Executive compensation can be fraught with peril, especially with respect to taxation. A number of treacherous federal tax provisions can create “gotcha” scenarios. Unexpected penalties, additional taxes or costly corrections can ensue from a missed deadline or a deficient agreement. Whether this is a reminder or alarming news, staying alert to the following issues can help avoid pain and suffering:
One of the biggest compensation pitfalls is Section 409A of the federal tax code. You have to worry about 409A whenever a right to compensation is created in one year that is (or could be) payable in a later year. This can apply to severance arrangements, bonuses, equity compensation, reimbursements and other types of remuneration that you normally might not think of as deferred compensation. With the employee subject to a tax penalty of 20 percent of the deferred amount that’s in violation, compliance with 409A demands attention.

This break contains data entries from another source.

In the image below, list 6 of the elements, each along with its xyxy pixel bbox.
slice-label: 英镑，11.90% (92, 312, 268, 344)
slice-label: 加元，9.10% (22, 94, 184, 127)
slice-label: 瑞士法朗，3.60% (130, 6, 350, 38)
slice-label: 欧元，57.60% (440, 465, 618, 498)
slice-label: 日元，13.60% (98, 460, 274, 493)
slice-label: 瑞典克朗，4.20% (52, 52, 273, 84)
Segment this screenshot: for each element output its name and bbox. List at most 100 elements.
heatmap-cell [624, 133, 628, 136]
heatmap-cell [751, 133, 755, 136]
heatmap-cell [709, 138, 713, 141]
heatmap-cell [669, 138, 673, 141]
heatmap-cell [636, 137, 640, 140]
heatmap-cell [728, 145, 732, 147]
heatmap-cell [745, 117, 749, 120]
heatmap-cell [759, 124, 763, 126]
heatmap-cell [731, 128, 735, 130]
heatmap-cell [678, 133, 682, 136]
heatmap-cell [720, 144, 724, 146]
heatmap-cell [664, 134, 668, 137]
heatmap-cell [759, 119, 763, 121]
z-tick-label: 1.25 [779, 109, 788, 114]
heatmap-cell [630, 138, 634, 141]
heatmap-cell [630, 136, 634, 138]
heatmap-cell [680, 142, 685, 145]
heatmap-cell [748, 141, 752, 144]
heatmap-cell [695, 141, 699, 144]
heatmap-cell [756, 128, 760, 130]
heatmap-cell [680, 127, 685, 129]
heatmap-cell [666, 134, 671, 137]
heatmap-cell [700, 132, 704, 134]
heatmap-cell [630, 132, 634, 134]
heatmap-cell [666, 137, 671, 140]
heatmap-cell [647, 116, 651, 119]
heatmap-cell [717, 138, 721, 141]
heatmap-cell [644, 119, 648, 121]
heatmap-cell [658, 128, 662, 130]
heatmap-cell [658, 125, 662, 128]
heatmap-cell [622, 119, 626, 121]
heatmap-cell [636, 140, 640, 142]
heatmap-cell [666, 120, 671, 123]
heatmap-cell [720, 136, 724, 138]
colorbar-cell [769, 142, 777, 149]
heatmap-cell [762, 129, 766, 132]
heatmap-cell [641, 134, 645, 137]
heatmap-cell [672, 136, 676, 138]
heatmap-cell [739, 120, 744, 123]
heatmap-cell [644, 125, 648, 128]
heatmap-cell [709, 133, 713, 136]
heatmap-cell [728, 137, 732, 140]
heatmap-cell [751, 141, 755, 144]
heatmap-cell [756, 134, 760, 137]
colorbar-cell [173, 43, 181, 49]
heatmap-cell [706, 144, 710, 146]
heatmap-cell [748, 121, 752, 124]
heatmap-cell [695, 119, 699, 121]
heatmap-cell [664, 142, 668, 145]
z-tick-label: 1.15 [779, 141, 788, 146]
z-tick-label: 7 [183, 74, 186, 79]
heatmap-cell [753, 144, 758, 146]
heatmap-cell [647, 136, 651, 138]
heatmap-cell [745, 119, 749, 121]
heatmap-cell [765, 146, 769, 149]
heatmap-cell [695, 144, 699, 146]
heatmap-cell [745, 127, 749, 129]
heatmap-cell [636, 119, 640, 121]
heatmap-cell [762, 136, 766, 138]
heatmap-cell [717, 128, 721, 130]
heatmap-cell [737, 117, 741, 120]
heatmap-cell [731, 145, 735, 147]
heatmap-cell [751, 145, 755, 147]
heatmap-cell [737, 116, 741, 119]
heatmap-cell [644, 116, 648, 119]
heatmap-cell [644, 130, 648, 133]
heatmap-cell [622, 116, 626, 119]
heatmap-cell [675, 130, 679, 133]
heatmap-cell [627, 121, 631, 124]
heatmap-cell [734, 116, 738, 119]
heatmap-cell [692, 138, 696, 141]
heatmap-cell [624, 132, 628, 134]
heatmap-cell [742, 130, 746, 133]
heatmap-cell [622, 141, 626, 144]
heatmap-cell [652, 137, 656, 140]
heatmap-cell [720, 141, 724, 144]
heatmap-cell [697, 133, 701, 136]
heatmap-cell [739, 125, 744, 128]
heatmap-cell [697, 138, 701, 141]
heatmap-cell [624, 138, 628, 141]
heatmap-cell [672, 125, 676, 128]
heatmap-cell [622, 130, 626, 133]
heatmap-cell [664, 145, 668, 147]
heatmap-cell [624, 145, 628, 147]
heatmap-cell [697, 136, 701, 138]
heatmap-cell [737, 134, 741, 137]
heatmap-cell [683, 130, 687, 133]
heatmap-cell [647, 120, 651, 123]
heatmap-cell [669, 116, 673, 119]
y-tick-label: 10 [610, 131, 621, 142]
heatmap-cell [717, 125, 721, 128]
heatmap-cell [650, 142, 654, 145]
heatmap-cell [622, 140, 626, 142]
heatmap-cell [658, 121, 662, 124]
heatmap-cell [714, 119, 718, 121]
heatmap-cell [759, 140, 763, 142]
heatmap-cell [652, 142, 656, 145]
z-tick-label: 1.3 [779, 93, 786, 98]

On a basic level, Section 409A requires that you specify a time and form of payment. Arrangements can be structured either to comply with 409A or to be exempt by meeting special exemption rules. The rules are not “flexible.” They are particularly rigid when it comes to changing the time or form of payment of deferred amounts set up to comply with (rather than be exempt from) 409A. This inflexibility makes it preferable in many cases to structure payments as exempt from 409A.
Potential problem areas related to executives’ deferred compensation include:
Stock options: Discounted stock options usually violate 409A. Under normal circumstances, a stock option must have an exercise price that is no less than fair market value on the date of grant. For publicly traded companies, determining fair market value is usually simple. One approach for private companies is to obtain an independent valuation. Another (for start-ups less than 10 years old) is to have a qualified person at the company perform the valuation. Unless a material change occurs, you normally can rely on an independent valuation for 12 months. Determining whether a change is material can be a challenge. Timing issues arise as well: If a company issues options just before signing a term sheet to sell the company, a higher valuation in the deal can lead to questions about the option exercise price.
It also is important to follow effective grant practices. Maintaining proper board practices to document option grants can avoid questions about the validity and grant dates of options later on.
Bonuses: If it is feasible to pay annual bonuses no later than March 15 of the following year, you can take advantage of the “short term deferral” exception to Section 409A. If a bonus is truly discretionary, it also is exempt from 409A. Otherwise, you need to be mindful of structuring the timing of the bonus so that it complies with 409A.